A number of the men were Beaufort County boys, serving in regiments known as the “Washington Grays” and the “Beaufort Plowboys,” two names later adopted by local SCV chapters. Others still came from various parts of the state.
Some came from nearby places such as Craven and Washington counties. Others were dispatched from the Piedmont, soldiers from Wake, Chatham, Orange counties and others. Behind each stone and each name, is a unique story and reason for serving in the Confederate military.
For the men of the modern-day Beaufort Plowboys, the effort to mark these men’s final resting place is about honoring those who answered the call of duty to their state and their communities.
“A lot of these names that are on these stones are Beaufort County names,” Maness said. “Those people still have relatives here. Now they’ve got a stone they can go to and say ‘That’s in memory of my great-great-granddaddy.’”
The effort to bring these men to a final resting place, all together, was initiated way back in 1883 by the Ladies Memorial Association of Beaufort County. According to documentation from the United Daughters of the Confederacy, the purpose of the group was “to gather the sacred dust of Confederate soldiers sleeping in the bosom of old Beaufort, and place them side by side, their last muster on earth, within the sacred precincts of the cemetery, o’er shadowed by a suitable monument, erected to their memory.”
It was this group, the Daughters of the Confederacy, and the Children of the Confederacy, Washington Grays Chapter, that moved 17 of the bodies from a mass grave at the corner of Fifth and Market streets to Oakdale Cemetery in 1897. Many of the men share a date of death — Sept. 6, 1863, the date of the famous Siege of Washington. The Confederate monument, as it stands, was rededicated in 1898 after being moved from its original position at the intersection of Water and MacNair streets.

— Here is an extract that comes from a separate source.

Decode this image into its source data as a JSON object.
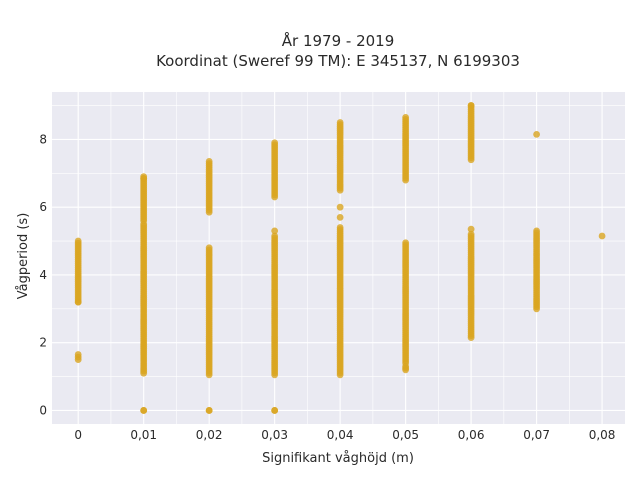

The effort to place new markers was continued by the Washington Grays chapter of the SCV more than a century later. After requesting the stones from the VA and having them delivered, the chapter disbanded and the stones remained in storage for more than a decade. In recent months, the Plowboys have revitalized the efforts and began placing stones at the cemetery.
“The Sons of Confederate Veterans was formed in Columbia Tennessee in 1893 when all the old veterans were dying off,” former Plowboys Adjutant Charlie Williams said. “Our charge was to remember them.”
According to the charter of the SCV, the organization is classified as a 501(c)(3) non-profit veteran’s advocacy group, which condemns all forms of racism and the use of the Confederate Battle flag for any such purpose.
A formal dedication of the memorial grounds will be held on May 10, 2019.